Patrice Blouin
Zoo : clinique
Gallimard
Dans ce troisième roman de Patrice Blouin, après l’apparition d’une mutation qui touche l’humanité, « hom : jument », « fem : ourse » et « rédacteurs : infirmiers » se réunissent dans des « zoos : cliniques » pour consigner les témoignages des mutants. Ceux-ci se distinguent dans le texte par des inserts en italique et interrogent, selon une perspective à chaque fois différente, un type de lien spécifique : amoureux, amical, familial ou encore social. Le roman alterne entre une vue objective et spectaculaire sur les événements qui accompagnent la mutation, et une vue plus locale se concentrant sur le travail du « rédacteur : infirmier » Carlo Ginsburg. Cet aspect du récit livre de belles esquisses qui décrivent corps, relations et psychologies sans jamais forcer le trait. La mutation est aussi l’occasion de tracer une ligne fictionnelle autre que celle du personnage, de ses actions et affections : il s’agit d’utiliser comme moteur narratif les théories qui entourent l’apparition des mutants, un exercice auquel l’auteur se livre avec finesse et humour. Le roman s’ouvre ainsi sur la construction de ces « zoos : cliniques » , affirmant la nécessité de faire entendre la parole des mutants, de se situer au niveau des cas singuliers plutôt que de chercher les causes de la mutation ; une approche thérapeutique et des institutions compromises à la fin du récit lorsque l’un des traits génétiques de la mutation est identifié.

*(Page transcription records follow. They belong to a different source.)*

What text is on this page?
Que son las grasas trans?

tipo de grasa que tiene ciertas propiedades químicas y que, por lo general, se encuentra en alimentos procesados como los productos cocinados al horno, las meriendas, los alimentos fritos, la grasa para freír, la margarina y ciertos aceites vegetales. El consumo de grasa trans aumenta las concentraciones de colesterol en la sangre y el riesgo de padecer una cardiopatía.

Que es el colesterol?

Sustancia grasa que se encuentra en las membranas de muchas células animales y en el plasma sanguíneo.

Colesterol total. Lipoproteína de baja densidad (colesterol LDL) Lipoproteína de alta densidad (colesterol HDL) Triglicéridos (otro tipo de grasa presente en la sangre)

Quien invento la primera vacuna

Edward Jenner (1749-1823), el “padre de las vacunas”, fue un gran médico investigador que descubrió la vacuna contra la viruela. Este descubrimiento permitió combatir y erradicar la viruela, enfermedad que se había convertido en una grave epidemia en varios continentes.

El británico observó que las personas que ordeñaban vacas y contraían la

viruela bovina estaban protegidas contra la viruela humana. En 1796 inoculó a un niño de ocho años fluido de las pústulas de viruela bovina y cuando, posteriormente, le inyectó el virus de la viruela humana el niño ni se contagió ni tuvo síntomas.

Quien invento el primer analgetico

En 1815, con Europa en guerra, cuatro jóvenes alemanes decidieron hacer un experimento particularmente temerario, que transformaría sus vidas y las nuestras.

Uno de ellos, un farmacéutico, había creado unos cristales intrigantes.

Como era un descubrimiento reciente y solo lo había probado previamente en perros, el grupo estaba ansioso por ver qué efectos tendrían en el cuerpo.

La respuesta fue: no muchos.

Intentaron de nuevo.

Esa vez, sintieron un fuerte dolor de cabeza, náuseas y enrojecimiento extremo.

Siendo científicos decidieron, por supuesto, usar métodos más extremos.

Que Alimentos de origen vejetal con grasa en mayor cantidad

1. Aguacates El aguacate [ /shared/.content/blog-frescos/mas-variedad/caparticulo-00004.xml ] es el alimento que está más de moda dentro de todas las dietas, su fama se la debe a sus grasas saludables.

Carlo Ginsburg découvre alors que les agencements désordonnés affectent tout autant l’architecture de Gênes où il travaillait que les corps mutants. Si une logique de blockbuster traverse Zoo : clinique, elle concerne ainsi tout autant le thème de la mutation que ces changements théoriques qui ne cessent de s’enchaîner et de se renverser.